La pressione psicologica più diffusa e certamente più subdola è quella delle cause temerarie. Si chiamano «temerarie» le cause che vengono mosse sapendo a priori che verranno perse da chi le avvia, il cui scopo è evidentemente quello di intimidire il giornale e il giornalista.
Minacce ne abbiamo ricevute anche noi, ma si è sempre trattato di fanfaroni che provavano a farci cambiare rotta in certi argomenti. Non solo in negativo, sia ben chiaro: a qualcuno non andava già che parlassimo bene di una assessora…
Quanto ai rapporti con l’editore, le cose vanno bene perché gli editori siamo noi. Non abbiamo santi in paradiso che ci sostengono e la pubblicità arriva regolarmente, grazie alla varietà dell’offerta redazionale, alla correttezza professionale e alla moderazione del nostro linguaggio.
La presenza in regione di una grossa concentrazione di testate nelle mani di un’unica persona non ci preoccupa dal punto di vista giornalistico. Ci preoccupano di più le pressioni contrattuali che i monopoli in genere riescono a esercitare. Pressioni che alla lunga potrebbero incidere sulla qualità dell’informazione, non certo sui contenuti. Ma ci stiamo lavorando.
 
Per restare nel campo della pubblicità, che è una delle fonti di reddito dei giornali e quindi - appunto - della qualità dell’informazione anche nella stampa cartacea, ricordiamo che il vicepremier Luigi Di Maio ha da tempo disposto che le aziende controllate dallo Stato non diano pubblicità a certi giornali.

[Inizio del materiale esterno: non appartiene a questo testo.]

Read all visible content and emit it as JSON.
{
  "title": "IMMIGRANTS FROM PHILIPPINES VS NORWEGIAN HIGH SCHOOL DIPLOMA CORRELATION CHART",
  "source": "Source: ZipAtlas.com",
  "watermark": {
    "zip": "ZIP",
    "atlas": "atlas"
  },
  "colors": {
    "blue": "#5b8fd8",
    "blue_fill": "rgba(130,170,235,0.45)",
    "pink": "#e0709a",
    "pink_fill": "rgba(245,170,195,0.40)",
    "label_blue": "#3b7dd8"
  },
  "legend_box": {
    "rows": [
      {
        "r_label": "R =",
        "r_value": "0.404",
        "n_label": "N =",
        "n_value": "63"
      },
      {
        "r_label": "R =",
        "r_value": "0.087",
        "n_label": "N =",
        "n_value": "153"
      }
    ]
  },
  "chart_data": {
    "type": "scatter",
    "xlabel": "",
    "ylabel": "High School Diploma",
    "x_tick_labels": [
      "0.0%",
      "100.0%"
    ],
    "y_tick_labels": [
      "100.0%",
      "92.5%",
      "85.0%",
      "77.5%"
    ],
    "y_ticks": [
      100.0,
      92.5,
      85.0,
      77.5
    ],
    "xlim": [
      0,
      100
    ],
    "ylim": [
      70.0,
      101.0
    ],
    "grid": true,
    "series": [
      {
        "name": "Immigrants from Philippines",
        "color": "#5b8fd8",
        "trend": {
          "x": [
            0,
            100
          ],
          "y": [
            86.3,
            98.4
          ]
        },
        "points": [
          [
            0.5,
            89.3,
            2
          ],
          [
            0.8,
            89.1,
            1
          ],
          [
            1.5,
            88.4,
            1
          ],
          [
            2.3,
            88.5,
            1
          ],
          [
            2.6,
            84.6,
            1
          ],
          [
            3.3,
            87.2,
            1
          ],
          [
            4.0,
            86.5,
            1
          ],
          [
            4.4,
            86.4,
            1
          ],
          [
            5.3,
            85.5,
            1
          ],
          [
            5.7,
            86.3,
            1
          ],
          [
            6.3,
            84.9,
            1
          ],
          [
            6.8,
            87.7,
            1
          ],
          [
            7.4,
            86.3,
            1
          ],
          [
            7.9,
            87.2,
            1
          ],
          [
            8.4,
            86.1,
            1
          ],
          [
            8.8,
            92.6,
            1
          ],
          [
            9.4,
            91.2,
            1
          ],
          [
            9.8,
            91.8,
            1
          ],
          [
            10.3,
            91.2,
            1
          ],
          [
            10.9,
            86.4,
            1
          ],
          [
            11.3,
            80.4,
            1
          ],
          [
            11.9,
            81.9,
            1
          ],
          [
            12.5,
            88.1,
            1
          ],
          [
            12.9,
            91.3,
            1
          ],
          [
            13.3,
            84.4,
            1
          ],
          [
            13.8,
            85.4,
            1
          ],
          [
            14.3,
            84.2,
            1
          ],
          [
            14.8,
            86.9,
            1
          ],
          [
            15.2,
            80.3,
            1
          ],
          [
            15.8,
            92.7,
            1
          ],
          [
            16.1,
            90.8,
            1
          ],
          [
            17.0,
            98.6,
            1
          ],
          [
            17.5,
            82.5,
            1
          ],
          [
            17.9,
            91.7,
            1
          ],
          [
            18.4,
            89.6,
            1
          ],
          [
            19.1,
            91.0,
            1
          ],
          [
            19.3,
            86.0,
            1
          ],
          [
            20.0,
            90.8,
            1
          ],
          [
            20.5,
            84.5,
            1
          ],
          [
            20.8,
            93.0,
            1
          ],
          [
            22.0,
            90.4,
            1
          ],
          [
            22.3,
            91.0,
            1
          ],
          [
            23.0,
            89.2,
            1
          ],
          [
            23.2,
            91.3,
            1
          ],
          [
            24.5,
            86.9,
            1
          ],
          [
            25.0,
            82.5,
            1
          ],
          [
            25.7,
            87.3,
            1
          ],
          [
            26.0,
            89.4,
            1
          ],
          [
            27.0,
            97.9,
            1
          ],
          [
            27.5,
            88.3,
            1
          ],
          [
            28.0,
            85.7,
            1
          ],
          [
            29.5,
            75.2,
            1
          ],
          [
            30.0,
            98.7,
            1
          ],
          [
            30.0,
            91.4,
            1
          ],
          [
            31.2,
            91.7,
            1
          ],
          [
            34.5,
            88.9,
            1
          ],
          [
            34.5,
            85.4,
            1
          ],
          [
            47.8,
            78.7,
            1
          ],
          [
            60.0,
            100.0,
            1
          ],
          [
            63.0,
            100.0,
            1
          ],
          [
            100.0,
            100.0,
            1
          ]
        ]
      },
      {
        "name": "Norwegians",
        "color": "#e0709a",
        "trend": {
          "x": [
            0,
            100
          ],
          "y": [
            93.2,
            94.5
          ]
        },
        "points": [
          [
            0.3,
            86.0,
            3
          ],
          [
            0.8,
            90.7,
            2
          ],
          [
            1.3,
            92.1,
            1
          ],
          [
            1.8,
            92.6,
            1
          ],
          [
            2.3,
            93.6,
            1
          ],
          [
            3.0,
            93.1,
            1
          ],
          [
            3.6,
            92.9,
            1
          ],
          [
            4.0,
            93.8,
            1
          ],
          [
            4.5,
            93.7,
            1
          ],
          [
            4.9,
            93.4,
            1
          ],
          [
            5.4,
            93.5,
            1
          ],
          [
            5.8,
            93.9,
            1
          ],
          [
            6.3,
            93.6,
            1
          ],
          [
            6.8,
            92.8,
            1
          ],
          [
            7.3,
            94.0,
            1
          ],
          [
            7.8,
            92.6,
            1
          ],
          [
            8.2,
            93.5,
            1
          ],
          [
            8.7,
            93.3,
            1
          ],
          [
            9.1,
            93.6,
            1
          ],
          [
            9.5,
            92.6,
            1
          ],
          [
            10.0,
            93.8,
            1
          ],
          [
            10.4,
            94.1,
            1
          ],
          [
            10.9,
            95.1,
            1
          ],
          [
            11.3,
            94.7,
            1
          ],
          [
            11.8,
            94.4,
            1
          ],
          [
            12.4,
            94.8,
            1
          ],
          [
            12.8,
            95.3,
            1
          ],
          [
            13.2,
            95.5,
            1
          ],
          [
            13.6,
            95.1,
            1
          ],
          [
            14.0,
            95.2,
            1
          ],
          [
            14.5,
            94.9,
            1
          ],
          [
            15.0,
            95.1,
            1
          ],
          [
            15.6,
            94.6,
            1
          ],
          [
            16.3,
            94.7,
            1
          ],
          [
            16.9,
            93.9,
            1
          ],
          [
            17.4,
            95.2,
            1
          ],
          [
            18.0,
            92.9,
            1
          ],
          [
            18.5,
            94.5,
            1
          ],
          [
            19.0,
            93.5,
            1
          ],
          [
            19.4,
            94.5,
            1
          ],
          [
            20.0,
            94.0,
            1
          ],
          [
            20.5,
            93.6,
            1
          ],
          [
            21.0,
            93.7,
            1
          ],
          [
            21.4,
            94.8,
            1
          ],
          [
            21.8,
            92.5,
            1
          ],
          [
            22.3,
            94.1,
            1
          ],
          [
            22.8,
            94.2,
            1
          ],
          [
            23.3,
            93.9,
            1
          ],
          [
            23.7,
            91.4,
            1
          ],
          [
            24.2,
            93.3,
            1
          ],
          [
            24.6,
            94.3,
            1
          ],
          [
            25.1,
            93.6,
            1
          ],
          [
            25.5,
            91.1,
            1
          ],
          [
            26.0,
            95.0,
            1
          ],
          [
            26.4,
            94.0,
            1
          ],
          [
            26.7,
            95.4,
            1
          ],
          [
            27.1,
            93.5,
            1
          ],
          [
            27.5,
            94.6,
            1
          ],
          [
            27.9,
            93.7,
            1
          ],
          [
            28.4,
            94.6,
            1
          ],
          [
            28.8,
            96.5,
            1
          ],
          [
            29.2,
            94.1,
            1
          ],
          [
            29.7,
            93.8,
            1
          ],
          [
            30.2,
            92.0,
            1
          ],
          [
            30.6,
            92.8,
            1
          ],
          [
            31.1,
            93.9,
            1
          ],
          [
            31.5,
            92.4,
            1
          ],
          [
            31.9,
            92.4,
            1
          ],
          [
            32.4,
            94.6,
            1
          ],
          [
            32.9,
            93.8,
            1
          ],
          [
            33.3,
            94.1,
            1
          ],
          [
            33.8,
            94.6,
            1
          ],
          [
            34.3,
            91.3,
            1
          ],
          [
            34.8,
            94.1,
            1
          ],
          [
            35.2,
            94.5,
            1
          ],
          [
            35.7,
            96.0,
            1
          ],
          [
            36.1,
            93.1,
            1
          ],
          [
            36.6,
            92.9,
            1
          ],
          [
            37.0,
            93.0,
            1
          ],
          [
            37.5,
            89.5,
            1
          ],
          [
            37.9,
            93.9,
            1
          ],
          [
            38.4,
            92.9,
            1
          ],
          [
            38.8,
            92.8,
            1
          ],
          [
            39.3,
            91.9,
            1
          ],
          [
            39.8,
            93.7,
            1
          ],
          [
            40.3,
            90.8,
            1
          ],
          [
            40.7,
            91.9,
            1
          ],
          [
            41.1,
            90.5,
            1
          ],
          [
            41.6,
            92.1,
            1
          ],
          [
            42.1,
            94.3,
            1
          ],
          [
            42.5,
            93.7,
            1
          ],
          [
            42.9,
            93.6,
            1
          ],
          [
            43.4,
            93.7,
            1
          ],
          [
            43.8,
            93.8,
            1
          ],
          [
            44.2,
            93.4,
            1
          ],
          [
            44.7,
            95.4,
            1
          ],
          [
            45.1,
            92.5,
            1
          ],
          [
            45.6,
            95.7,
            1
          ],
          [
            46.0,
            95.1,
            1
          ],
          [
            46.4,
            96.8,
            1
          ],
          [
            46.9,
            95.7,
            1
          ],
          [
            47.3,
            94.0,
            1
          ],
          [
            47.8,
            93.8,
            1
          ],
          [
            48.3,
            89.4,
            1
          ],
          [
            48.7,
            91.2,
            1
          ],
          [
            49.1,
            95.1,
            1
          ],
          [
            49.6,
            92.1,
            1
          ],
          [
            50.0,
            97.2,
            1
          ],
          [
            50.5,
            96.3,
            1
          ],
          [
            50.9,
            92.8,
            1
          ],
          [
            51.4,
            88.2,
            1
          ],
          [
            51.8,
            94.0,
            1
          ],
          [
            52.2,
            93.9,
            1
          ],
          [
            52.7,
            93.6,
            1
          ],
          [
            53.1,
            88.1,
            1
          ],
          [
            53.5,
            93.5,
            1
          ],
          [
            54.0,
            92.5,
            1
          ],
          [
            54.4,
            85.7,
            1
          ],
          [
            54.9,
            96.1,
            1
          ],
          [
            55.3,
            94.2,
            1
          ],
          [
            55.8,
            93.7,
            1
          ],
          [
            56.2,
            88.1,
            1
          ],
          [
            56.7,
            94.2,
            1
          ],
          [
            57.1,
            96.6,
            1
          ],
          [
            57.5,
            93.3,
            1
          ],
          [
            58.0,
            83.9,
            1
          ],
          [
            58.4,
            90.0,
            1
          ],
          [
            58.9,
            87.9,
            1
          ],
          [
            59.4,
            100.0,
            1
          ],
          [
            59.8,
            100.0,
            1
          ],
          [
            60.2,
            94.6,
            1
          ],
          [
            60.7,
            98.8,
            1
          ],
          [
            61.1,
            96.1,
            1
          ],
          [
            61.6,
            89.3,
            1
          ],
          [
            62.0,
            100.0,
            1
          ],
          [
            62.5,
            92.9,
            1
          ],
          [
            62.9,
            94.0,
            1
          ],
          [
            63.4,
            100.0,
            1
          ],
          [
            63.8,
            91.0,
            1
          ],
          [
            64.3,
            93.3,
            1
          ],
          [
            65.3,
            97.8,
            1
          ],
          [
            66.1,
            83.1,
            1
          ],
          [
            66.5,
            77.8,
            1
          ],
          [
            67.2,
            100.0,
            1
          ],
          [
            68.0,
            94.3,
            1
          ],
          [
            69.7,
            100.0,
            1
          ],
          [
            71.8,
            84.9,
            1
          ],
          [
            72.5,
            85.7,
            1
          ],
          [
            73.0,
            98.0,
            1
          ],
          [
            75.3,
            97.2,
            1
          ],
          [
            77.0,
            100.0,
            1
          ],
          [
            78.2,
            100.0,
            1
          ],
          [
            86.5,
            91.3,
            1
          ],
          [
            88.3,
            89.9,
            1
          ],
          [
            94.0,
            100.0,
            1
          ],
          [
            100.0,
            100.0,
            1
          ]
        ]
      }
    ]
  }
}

Una palese violazione della libertà di stampa, condannata anche dall’Europa.
Ma va condannata anche dal punto di vista economico delle aziende interessate, perché la pubblicità non è un mezzo per finanziare i giornali, ma uno strumento d’impresa. La pubblicità va fatta se serve. Punto.
Una prova della scarsa preparazione economica del Ministro «dello sviluppo economico».